Second, the valedictorian's speech caused me to reflect. He did what I think is common at this point in your education career. He talked about teachers who had helped shape him at his high school, and why they are so great. I really did love that he did this. It was obvious that these teachers were loved by many from the crowd reaction when he dropped their names. I can think of teachers at my high school that got this recognition at assemblies and during other gatherings such as graduation. I automatically think of my teacher, Mr Vinson, who was my favorite teacher in Junior High School. He was my teacher who made me want to be the best in a classroom for the first time since elementary school, and he showed us how to have fun while applying ourselves. He always got the cheers at school gatherings. I think of my choir teacher, Mr. T (he probably pities the fool, but it's not that Mr. T) who was one of the best high school choir teachers out there. Even though I'm pretty sure he didn't like me very much (he once yelled at me for looking at my nails too much while we practiced in front of the whole class--a nervous habit I had at the time, and possibly still do. But he was right. I'm sure I was annoying). Those are two teachers who I'm sure have gotten lots of shouts-out throughout the years. As an adult who now works with teenagers, I think of them both a lot, especially Mr. Vinson. Working with teenagers is a hard job. Even if you know you have to be the bad guy sometimes, since you are in a position of authority, and have to think about their safety and well-being, you still want them to like you. It's sad when they don't. I sometimes question if I"m asserting my authority correctly, or if I'm coming across more like Mr. Fill-in-the-Name, who always made me wonder why he taught since he seemed to hate teenagers. In reality, and in retrospect, I don't think he did hate teenagers. He just didn't put up with some of our adolescent antics, among other things. And sometimes I am that adult.

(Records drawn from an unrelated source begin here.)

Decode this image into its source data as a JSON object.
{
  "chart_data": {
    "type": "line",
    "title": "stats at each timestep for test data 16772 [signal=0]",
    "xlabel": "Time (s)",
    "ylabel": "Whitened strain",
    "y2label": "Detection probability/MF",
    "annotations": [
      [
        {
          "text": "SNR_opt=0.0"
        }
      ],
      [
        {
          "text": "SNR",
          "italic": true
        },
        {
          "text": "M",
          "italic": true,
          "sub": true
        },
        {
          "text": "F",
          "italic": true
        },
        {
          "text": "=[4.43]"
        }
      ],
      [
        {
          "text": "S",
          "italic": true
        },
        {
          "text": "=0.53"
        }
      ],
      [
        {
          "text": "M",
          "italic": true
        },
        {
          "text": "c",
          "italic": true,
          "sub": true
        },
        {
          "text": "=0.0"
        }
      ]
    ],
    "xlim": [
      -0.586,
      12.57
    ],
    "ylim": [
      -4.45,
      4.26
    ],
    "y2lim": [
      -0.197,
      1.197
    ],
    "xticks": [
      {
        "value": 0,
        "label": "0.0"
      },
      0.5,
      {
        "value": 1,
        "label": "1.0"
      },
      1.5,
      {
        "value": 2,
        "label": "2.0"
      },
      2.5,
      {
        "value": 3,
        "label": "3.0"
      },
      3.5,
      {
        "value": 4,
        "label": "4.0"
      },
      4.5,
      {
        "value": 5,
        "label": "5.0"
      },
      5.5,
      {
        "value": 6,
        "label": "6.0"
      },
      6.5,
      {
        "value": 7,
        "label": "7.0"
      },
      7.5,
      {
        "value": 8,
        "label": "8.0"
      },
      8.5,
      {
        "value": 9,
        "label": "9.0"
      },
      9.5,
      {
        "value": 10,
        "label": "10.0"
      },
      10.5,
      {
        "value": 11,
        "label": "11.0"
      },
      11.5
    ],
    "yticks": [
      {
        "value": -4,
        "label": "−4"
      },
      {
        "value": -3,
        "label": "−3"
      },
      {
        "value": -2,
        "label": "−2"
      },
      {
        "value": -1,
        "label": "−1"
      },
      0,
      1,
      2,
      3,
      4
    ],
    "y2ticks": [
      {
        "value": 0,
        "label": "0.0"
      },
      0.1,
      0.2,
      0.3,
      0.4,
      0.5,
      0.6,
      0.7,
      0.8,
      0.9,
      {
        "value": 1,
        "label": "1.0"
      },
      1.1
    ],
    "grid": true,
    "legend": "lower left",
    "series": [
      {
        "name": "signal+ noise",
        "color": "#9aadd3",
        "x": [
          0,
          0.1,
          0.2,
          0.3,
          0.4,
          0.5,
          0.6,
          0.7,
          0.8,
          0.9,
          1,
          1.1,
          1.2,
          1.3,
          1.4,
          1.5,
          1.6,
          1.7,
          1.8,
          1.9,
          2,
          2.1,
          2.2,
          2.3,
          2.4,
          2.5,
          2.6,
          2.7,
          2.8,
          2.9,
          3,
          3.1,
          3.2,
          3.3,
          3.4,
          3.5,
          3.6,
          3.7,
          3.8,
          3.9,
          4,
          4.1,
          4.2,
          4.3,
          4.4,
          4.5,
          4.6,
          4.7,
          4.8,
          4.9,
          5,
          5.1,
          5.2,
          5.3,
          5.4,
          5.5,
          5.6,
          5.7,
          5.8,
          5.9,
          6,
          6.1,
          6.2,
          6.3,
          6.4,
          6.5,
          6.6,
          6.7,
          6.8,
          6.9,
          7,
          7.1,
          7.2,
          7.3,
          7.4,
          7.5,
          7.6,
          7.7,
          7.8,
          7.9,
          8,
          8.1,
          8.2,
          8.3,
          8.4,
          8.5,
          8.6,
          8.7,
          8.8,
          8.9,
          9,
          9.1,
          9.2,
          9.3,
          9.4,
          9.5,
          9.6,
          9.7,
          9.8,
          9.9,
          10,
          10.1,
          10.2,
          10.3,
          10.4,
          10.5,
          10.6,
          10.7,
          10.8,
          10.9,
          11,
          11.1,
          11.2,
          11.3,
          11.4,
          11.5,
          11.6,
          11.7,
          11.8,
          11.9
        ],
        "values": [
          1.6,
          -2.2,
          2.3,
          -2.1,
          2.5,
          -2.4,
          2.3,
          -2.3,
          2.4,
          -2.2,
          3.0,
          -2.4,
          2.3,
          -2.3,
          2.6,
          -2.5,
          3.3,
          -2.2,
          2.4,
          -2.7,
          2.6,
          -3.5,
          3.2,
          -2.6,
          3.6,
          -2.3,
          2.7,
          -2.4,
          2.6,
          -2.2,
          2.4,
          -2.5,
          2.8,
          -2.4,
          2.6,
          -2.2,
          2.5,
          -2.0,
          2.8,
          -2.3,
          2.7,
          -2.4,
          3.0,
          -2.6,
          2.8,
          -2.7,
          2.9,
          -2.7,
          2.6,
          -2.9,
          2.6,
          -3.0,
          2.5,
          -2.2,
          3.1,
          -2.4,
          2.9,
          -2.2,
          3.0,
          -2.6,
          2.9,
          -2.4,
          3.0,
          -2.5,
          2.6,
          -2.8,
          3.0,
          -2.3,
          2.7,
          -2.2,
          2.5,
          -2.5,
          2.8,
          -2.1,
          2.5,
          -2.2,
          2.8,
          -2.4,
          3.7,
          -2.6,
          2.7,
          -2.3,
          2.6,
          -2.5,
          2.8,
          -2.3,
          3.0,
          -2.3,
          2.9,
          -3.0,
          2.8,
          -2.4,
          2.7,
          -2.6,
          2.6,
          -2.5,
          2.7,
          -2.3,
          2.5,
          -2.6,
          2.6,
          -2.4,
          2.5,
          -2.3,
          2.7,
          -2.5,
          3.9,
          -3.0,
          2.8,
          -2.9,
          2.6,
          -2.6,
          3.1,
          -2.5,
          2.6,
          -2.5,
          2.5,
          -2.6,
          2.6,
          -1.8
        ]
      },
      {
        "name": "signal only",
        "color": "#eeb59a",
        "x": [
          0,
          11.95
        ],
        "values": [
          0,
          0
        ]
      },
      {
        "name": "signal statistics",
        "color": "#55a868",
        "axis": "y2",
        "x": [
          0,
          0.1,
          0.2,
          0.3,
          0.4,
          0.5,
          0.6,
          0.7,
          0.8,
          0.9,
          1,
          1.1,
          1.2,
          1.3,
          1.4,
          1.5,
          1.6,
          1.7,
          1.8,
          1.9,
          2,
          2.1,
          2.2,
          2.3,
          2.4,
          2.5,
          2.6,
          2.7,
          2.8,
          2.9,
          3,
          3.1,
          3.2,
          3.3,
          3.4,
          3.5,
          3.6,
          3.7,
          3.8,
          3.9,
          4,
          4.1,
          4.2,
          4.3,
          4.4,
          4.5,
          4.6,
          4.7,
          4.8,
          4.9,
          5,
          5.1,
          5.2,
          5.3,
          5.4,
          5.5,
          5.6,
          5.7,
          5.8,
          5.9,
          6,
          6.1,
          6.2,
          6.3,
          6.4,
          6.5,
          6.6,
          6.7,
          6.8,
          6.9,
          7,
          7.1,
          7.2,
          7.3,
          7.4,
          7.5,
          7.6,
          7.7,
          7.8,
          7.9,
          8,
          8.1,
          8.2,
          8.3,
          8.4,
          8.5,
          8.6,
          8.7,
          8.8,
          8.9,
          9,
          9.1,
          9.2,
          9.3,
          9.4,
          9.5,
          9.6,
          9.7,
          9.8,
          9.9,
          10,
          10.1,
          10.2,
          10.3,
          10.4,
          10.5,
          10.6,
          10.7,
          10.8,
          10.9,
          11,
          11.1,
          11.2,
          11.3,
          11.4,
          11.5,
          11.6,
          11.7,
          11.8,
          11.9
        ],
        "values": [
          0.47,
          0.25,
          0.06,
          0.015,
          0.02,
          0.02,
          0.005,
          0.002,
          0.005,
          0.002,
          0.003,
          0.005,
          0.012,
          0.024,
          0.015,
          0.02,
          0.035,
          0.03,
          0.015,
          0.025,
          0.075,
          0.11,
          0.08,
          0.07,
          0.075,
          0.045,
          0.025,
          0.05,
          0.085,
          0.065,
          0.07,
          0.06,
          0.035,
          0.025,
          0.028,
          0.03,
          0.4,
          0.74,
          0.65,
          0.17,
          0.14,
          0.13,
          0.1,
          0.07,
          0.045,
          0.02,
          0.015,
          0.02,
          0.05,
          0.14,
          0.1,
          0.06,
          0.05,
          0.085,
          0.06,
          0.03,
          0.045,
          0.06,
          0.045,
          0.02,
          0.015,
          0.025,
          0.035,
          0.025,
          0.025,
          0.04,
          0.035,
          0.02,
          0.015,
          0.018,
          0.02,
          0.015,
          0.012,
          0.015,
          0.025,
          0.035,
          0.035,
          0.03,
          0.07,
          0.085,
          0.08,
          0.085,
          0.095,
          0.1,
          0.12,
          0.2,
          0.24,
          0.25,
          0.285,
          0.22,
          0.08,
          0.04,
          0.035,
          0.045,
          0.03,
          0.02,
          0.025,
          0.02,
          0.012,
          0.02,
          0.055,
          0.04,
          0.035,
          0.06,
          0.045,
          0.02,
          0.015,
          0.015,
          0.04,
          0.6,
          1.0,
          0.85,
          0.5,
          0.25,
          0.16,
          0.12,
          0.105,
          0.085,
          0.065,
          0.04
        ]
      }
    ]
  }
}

In retrospect, having been in the position where you care about these sweet little teenagers, and watch them grow and change and become adults, I wish I had shown more gratitude to my teachers. Certain teachers knew I appreciated them. But I never was that kid who brought the card on teacher appreciation day. And as an adult, I realize how hard it is to tell sometimes how much you are impacting their lives. I have teenagers who seem to like me, but I do not generally even factor in when they think about the things they will miss when they go to college, along with most other adults who have impacted them deeply for years. Lately I've had some sweet girls who are more vocal about their appreciation for me. When they all chime in and tell me they love me, or that I'm funny, or they include me in a conversation about the boy they like or the dress they're getting for prom, or they "friend" me on MyFace, I'm always a little surprised. And I think that maybe, just maybe, someday I'll be cool. I just need to go look up krunk on urbandictionary.com. Because I seriously don't know what it means. And I've got to be old if I don't even have a guess what the slang means, right?